Those who work with the homeless deal with people who face many challenges. Homelessness frequently goes hand in hand with substance abuse, mental health problems and integration difficulties. Homelessness is also a field in which it is difficult to establish recognized best practices, due to the lack of a critical mass of similar cases.
These principles provide health care providers and social workers with access to innovative practices, and will also be used to train future workers in the field.
In an effort to determine best practices, Roch Hurtubise, a professor with the School of Social Work at Université de Sherbrooke, worked with seven teams specialized in working with the homeless in Sherbrooke, Montréal, Laval and Gatineau. Together, they wrote fifty practice stories for a project entitled "Il était une fois… des récits de pratique en itinérance" ["Once Upon a Time… Stories of homelessness practice"]. An analysis of these stories gave rise to a series of principles for interventions relating to issues such as the importance of the homeless person's social network and the degree of expectation attached to a particular intervention.
These principles provide health care providers and social workers with access to innovative practices, and will also be used to train future workers in the field.
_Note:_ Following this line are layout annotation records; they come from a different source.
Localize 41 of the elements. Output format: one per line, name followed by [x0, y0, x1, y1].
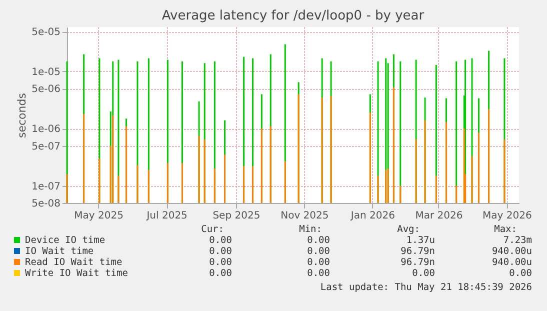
y-axis-title: seconds — [16, 92, 29, 138]
text: 0.00 — [209, 257, 232, 268]
text: 0.00 — [307, 246, 330, 257]
y-tick-label: 1e-05 — [32, 66, 60, 78]
x-tick-label: Jul 2025 — [146, 210, 188, 222]
text: 0.00 — [412, 268, 436, 279]
legend-label: Write IO Wait time — [25, 268, 128, 279]
x-tick-label: Mar 2026 — [415, 210, 463, 222]
x-tick-label: May 2026 — [482, 210, 532, 222]
text: 0.00 — [307, 235, 330, 246]
text: 96.79n — [400, 257, 435, 268]
text: Last update: Thu May 21 18:45:39 2026 — [320, 282, 532, 293]
x-tick-label: May 2025 — [74, 210, 124, 222]
text: 0.00 — [307, 257, 330, 268]
text: 7.23m — [503, 235, 532, 246]
legend-label: Device IO time — [25, 235, 106, 246]
text: 0.00 — [209, 246, 232, 257]
x-tick-label: Jan 2026 — [350, 210, 395, 222]
legend-label: IO Wait time — [25, 246, 94, 257]
y-tick-label: 1e-06 — [32, 124, 60, 136]
x-tick-label: Sep 2025 — [212, 210, 260, 222]
y-tick-label: 1e-07 — [32, 181, 60, 192]
text: 0.00 — [307, 268, 330, 279]
text: Avg: — [397, 224, 420, 235]
y-tick-label: 5e-05 — [32, 27, 60, 38]
y-tick-label: 5e-06 — [32, 84, 60, 96]
text: 940.00u — [492, 246, 532, 257]
text: Cur: — [201, 224, 224, 235]
legend-label: Read IO Wait time — [25, 257, 123, 268]
text: 940.00u — [492, 257, 532, 268]
x-tick-label: Nov 2025 — [280, 210, 329, 222]
text: Max: — [494, 224, 517, 235]
text: 0.00 — [509, 268, 532, 279]
text: 1.37u — [406, 235, 435, 246]
y-tick-label: 5e-07 — [32, 141, 60, 152]
text: 0.00 — [209, 268, 232, 279]
y-tick-label: 5e-08 — [32, 198, 60, 210]
text: Min: — [299, 224, 322, 235]
text: 96.79n — [400, 246, 435, 257]
text: 0.00 — [209, 235, 232, 246]
chart-title: Average latency for /dev/loop0 - by year — [162, 8, 425, 24]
The stories and their analyses are available (in French only) on the website of CREMIS (Centre de recherche de Montréal sur les inégalités sociales et les discriminations), in the section "Savoir d'interventions en itinérance ", an initiative that won the Association québécoise d'établissements de santé et de services sociaux (AQESSS) Mission Universitaire prize in 2014.
The project is of benefit to homelessness workers wishing to continue to document best practices and transmit their knowledge, and has helped researchers to redefine their research practices and identify new issues regarding interventions addressing homelessness.